💬Projet de loi sur le logementMme la présidente. La parole est à Mme Annaïg Le Meur.
Mme Annaïg Le Meur. Ma question s'adresse à Vincent Jeanbrun, ministre de la ville et du logement.
Depuis de nombreuses années, et souvent de façon transpartisane, des parlementaires des deux chambres travaillent ensemble sur la crise du logement. Il y a urgence ! Les mises en chantier s'effondrent, acheter est devenu inaccessible pour beaucoup, et se loger correctement près de son travail relève parfois du parcours du combattant. Une grande loi était donc attendue depuis longtemps. Jeudi dernier, à Marseille, aux côtés du premier ministre, vous avez dévoilé les grandes lignes de ce projet de loi tant attendu. Le texte fixe enfin le cap dont nous avions besoin, et il le fait en s'appuyant notamment sur les travaux du Parlement, qu'il s'agisse des enjeux énergétiques, du statut du bailleur privé pour relancer l'investissement dans l'ancien, de la simplification des procédures pour construire plus vite ou d'un nouveau programme de l'Anru. Ce texte fixe également un cap en adoptant le prisme de la décentralisation : il fait confiance aux élus de terrain, aux maires, à celles et ceux qui connaissent leur territoire et ses habitants, et s'appuie sur les acteurs de la filière.
Les deux premiers programmes de l'Anru ont transformé des centaines de quartiers urbains, mais la ruralité et les questions de sécurité en étaient largement absentes. En quoi cette troisième génération marque-t-elle une vraie rupture et sur quels critères concrets les quartiers prioritaires seront-ils choisis ?
Mme la présidente. La parole est à M. le ministre de la ville et du logement.

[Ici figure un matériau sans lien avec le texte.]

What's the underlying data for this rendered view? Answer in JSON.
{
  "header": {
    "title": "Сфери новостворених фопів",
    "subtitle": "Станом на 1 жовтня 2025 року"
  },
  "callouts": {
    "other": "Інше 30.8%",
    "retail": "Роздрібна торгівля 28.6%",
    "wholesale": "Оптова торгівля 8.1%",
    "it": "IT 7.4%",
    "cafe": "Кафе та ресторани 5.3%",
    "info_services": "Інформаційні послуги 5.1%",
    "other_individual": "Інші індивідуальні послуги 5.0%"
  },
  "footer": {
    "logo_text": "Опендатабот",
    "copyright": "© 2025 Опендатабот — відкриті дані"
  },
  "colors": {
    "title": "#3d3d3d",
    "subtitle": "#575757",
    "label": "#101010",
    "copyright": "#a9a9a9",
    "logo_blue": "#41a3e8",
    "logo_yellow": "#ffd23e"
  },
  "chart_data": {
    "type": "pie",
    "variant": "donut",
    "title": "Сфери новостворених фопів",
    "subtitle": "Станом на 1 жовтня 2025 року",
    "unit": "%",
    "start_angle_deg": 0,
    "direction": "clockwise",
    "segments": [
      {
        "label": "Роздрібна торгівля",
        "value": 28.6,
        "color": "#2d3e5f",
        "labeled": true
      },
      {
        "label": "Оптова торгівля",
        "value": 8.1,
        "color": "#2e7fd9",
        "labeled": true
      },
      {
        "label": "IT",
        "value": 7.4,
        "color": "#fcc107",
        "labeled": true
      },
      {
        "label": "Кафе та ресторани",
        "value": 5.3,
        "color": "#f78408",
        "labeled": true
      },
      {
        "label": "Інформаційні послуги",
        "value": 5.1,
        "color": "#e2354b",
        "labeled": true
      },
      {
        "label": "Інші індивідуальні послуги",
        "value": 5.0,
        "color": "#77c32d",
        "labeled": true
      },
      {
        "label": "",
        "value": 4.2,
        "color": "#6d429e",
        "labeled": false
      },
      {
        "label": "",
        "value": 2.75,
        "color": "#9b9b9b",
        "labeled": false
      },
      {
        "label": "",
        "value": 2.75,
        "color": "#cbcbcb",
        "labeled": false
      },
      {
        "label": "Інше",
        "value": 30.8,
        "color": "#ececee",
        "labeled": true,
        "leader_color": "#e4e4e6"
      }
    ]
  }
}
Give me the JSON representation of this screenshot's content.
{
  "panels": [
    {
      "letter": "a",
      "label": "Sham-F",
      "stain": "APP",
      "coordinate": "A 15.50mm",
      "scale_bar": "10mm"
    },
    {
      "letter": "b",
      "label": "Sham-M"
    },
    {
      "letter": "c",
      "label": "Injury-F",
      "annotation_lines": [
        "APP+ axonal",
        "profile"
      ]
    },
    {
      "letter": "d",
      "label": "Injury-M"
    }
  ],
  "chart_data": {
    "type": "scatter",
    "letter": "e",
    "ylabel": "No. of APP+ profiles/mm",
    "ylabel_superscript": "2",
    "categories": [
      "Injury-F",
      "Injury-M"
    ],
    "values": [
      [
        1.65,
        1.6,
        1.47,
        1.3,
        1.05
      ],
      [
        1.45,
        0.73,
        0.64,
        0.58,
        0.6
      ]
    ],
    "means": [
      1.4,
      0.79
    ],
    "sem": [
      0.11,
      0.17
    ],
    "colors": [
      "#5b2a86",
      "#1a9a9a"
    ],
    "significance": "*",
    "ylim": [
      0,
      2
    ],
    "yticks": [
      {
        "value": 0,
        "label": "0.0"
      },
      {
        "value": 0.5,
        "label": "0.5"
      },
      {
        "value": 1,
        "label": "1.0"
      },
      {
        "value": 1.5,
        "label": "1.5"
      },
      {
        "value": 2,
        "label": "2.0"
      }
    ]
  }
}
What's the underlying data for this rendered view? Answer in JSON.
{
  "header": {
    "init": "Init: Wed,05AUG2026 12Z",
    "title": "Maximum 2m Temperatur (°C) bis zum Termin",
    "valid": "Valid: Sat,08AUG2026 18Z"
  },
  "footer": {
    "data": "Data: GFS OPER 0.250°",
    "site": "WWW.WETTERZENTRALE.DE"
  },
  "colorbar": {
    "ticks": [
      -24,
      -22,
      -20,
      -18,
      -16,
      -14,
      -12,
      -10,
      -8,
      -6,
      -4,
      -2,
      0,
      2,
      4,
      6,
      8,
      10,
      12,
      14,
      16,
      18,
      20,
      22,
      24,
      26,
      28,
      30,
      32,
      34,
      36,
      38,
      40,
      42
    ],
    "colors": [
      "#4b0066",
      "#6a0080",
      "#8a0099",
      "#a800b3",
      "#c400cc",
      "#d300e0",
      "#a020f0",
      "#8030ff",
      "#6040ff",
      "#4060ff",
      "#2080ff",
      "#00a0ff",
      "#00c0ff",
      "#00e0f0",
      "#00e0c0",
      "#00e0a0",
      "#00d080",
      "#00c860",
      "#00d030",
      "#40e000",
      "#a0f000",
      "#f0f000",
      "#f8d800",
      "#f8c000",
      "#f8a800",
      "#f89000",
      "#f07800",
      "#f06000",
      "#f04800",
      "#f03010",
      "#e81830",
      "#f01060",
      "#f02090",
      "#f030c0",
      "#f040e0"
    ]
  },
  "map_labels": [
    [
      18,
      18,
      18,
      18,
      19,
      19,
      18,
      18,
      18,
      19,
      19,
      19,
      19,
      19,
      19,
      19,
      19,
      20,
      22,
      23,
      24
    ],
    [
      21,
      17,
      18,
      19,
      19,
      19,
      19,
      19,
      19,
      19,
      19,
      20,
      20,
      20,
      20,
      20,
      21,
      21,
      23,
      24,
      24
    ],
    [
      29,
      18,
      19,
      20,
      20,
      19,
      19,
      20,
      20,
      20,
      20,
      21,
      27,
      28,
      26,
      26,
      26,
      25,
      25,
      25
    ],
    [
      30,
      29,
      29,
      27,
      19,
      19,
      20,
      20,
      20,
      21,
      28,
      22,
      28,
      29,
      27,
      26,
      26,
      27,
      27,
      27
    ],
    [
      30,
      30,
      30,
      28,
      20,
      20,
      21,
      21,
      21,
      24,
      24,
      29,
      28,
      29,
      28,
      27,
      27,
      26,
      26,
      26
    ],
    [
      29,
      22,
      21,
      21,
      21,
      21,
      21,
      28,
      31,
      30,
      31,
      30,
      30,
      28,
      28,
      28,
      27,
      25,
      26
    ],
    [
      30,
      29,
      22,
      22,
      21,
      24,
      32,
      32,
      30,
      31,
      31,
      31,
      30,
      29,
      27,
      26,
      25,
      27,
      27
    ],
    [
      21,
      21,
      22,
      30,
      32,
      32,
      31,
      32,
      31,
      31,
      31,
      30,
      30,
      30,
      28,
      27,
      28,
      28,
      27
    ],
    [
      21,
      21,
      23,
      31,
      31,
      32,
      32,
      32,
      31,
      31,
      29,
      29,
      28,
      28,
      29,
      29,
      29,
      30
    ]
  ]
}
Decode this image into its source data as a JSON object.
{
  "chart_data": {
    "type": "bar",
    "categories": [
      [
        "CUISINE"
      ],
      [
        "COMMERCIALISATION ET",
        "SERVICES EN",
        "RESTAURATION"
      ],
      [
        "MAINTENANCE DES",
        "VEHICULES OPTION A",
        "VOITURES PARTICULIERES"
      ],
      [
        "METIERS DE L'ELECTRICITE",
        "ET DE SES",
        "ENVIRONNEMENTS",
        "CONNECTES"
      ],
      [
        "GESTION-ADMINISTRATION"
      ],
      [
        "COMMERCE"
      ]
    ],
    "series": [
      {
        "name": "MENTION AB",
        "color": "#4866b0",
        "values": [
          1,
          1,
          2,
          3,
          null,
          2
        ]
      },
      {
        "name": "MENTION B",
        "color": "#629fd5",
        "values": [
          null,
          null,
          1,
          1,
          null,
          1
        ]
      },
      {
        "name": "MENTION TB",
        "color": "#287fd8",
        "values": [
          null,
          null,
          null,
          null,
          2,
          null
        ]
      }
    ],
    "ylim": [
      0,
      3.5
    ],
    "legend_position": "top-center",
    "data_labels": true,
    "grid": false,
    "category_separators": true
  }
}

M. Vincent Jeanbrun, ministre de la ville et du logement. Je vous remercie pour cette question qui me permet de souligner la priorité donnée par le premier ministre à la résolution de la crise du logement, ce dont je le remercie. Nous avons, avec ce projet de loi, une ambition très forte, celle de produire des logements massivement, partout et pour tous. Au-delà de la construction de logements neufs, cet objectif passe par la réhabilitation de l'ancien et par une rénovation urbaine de grande ampleur.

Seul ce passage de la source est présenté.